É como na cena de A Viagem do Peregrino da Alvorada, quando Lucy, Edmundo e Eustáquio são puxados
para dentro de uma pintura de um navio. O quadro, antes estático, rompe a parede da realidade e revela um mundo
inteiro escondido atrás da moldura. A conversão é isso — não apenas voltar à casa, mas ser tragado pelo universo
invisível que mora no Pai. A casa é o cenário; o Pai, o destino. Interessante como o quadro sempre foi só um quadro
na parede para o filho mais velho!
Longe, o filho não fala voltar para a casa do pai. O rapaz fala “voltar para o meu pai.” A volta para o Pai é
mais importante do que a volta para casa. Voltar para a casa é difícil, o caminho é longo. Enquanto, voltar para o pai
é só se voltar para si.
A casa é o cenário, o Pai é o destino do andejo. No fundo, o filho não busca um lugar, mas a Pessoa. E é assim
desde o Éden. A gente não quer retornar ao Paraíso- a gente quer o Paraíso perfeito oculto no peito de Cristo. Por
contraste, na parábola, o filho mais velho poderia estar mais distante do peito da Pessoa Paterna do que o moleque
que foi embora em busca da Vida que julgou nunca ter vivido. Ambos, vazios, sedentos, à beira da fonte. Contudo,
um descobre a sede, enquanto outro, derrama a água na terra seca e se queixa da fonte.
Imaginei, sem forçar o texto, cinco considerações do filho longe da casa.

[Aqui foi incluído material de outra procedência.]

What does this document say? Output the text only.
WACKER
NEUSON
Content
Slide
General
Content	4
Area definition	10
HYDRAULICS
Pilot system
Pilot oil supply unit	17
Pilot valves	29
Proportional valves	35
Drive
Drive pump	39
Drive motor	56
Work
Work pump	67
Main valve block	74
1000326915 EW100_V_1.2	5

1- O quintal de casa é maior do que o mundo todo. Observe como o garoto longe de casa descreve como tudo
funciona na cozinha, no quintal… Há uma lembrança saudosa que sugere fome, do corpo. Contudo, a fome mais
gritante é daquilo que fazia a cozinha funcionar, os bichos engordarem no pasto. A gente às vezes deseja pular o
muro do quintal de casa, não? É bem baixinho.
Doutro lado, A gente deseja o que Smith, remanescendo Agostinho diz: “Todo filho que procura um pai ausente
e distante está na estrada para encobrir um desejo mais profundo – que tal pai venha procurá-lo, que a flecha da
fome seja revertida e o pai volte. Porque assim saberíamos que ele está pensando em nós, procurando-nos, amando nos. O que fazer com essa fome de pai além de desejar profundamente ser visto e conhecido por aquele que nos criou?” (2020. p. 224) Ninguém precisa ter um pai ausente para saber que a nossa alma transcende-o. Agostinho
ultrapassa a ausência de seu pai, Patrício, em busca de Deus.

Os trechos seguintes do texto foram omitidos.